Happy 4th of July! I'm back in NYC (hurrah!) and having a little celebration shindig. I'm making this BBQ sauce which is always a big hit--I baste it over oven-baked and broiled chicken legs, but it would be good on any broiled or grilled meat or fish.
July 4th Cherry BBQ Sauce
1 1/4 cups apple cider vinegar
3/4 cup ketchup
1 large onion, chopped
3/4 cup dried tart cherries
1/3 cup packed brown sugar
1/4 cup water
3 tablespoons maple syrup
2 tablespoons honey
3-4 garlic cloves, chopped
1 tsp ground coriander or cumin
few splashes of worcestershire sauce
few squeezes of sriracha sauce
hot hungarian paprika to taste
(You can replace the sriracha and paprika with 2 large dried ancho chiles (1 oz), stemmed and seeded.
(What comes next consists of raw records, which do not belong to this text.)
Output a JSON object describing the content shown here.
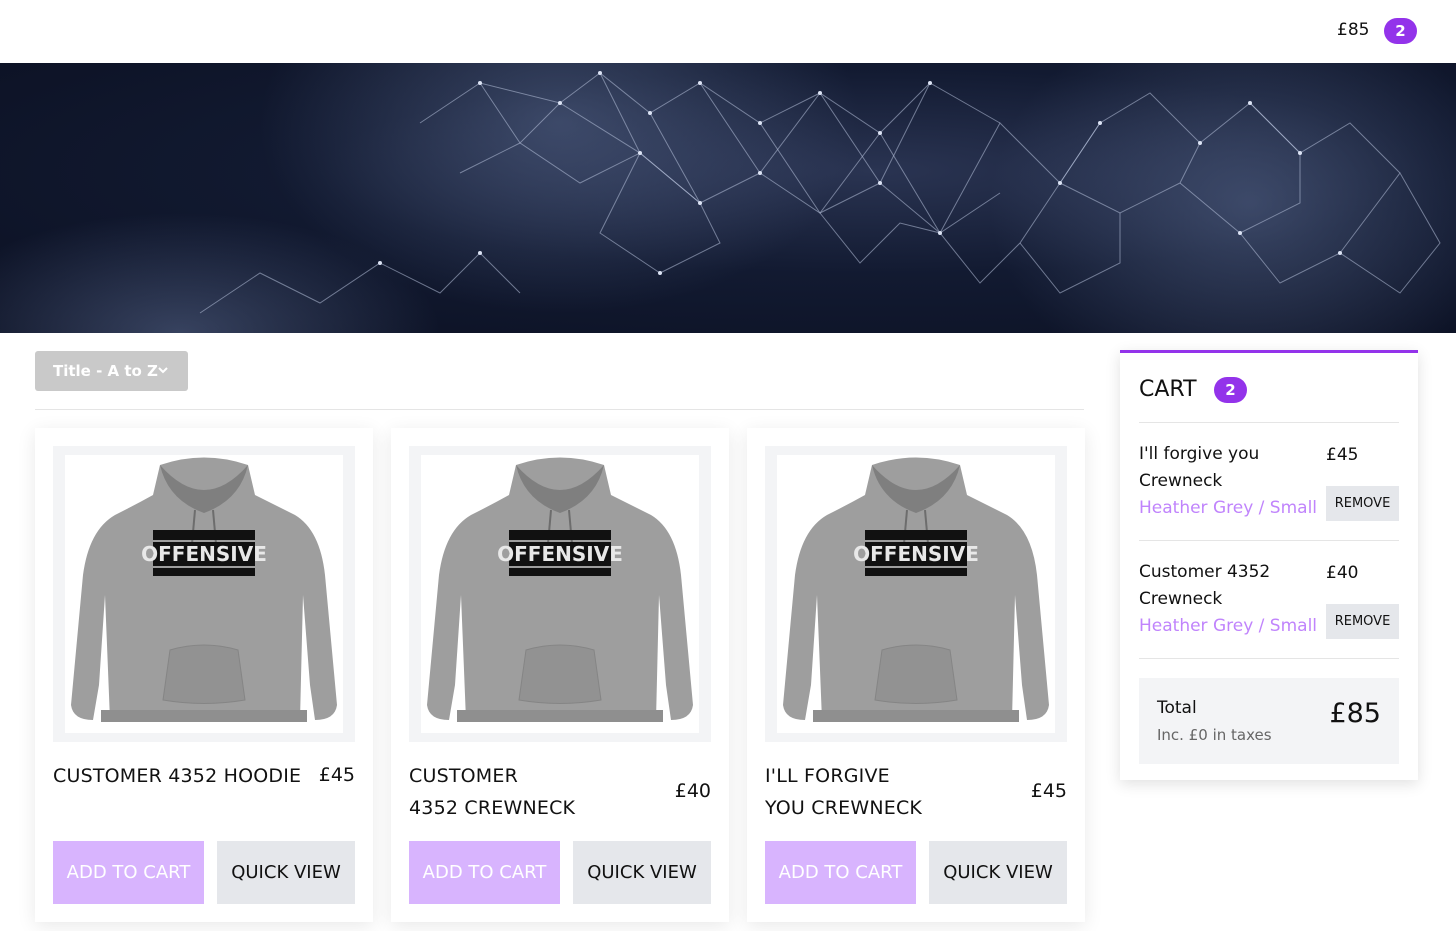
{
  "header": {
    "cart_total": "£85",
    "cart_count": "2"
  },
  "sort": {
    "label": "Title - A to Z"
  },
  "products": [
    {
      "name": "CUSTOMER 4352 HOODIE",
      "price": "£45",
      "add_label": "ADD TO CART",
      "quick_view_label": "QUICK VIEW",
      "image": "grey-hoodie-offensive-print"
    },
    {
      "name_line1": "CUSTOMER",
      "name_line2": "4352 CREWNECK",
      "price": "£40",
      "add_label": "ADD TO CART",
      "quick_view_label": "QUICK VIEW",
      "image": "grey-hoodie-offensive-print"
    },
    {
      "name_line1": "I'LL FORGIVE",
      "name_line2": "YOU CREWNECK",
      "price": "£45",
      "add_label": "ADD TO CART",
      "quick_view_label": "QUICK VIEW",
      "image": "grey-hoodie-offensive-print"
    }
  ],
  "cart": {
    "title": "CART",
    "count": "2",
    "items": [
      {
        "name_line1": "I'll forgive you",
        "name_line2": "Crewneck",
        "variant": "Heather Grey / Small",
        "price": "£45",
        "remove_label": "REMOVE"
      },
      {
        "name_line1": "Customer 4352",
        "name_line2": "Crewneck",
        "variant": "Heather Grey / Small",
        "price": "£40",
        "remove_label": "REMOVE"
      }
    ],
    "total_label": "Total",
    "tax_note": "Inc. £0 in taxes",
    "total_value": "£85"
  },
  "colors": {
    "accent": "#9333ea",
    "add_button": "#d8b4fe",
    "variant_text": "#c084fc",
    "hero_bg": "#121a31"
  }
}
You can also replace the honey and maple syrup with 3 tablespoons light molasses.)
Combine all ingredients in heavy medium saucepan and bring to boil. Reduce heat to medium-low and cover. Simmer until cherries are tender, about 20 minutes. Working in batches, puree mixture in blender. Return sauce to pan. If necessary, simmer uncovered until sauce is reduced to 3 cups and thickens. Season with salt & pepper. Use to baste on any grilled or oven baked chicken, shrimp, or pork. It would also be good on salmon.
Can be made 3 days ahead. Cover and chill.
My version of Ancho-Cherry BBQ Sauce Recipe adapted from The Bon Appetit Cookbook.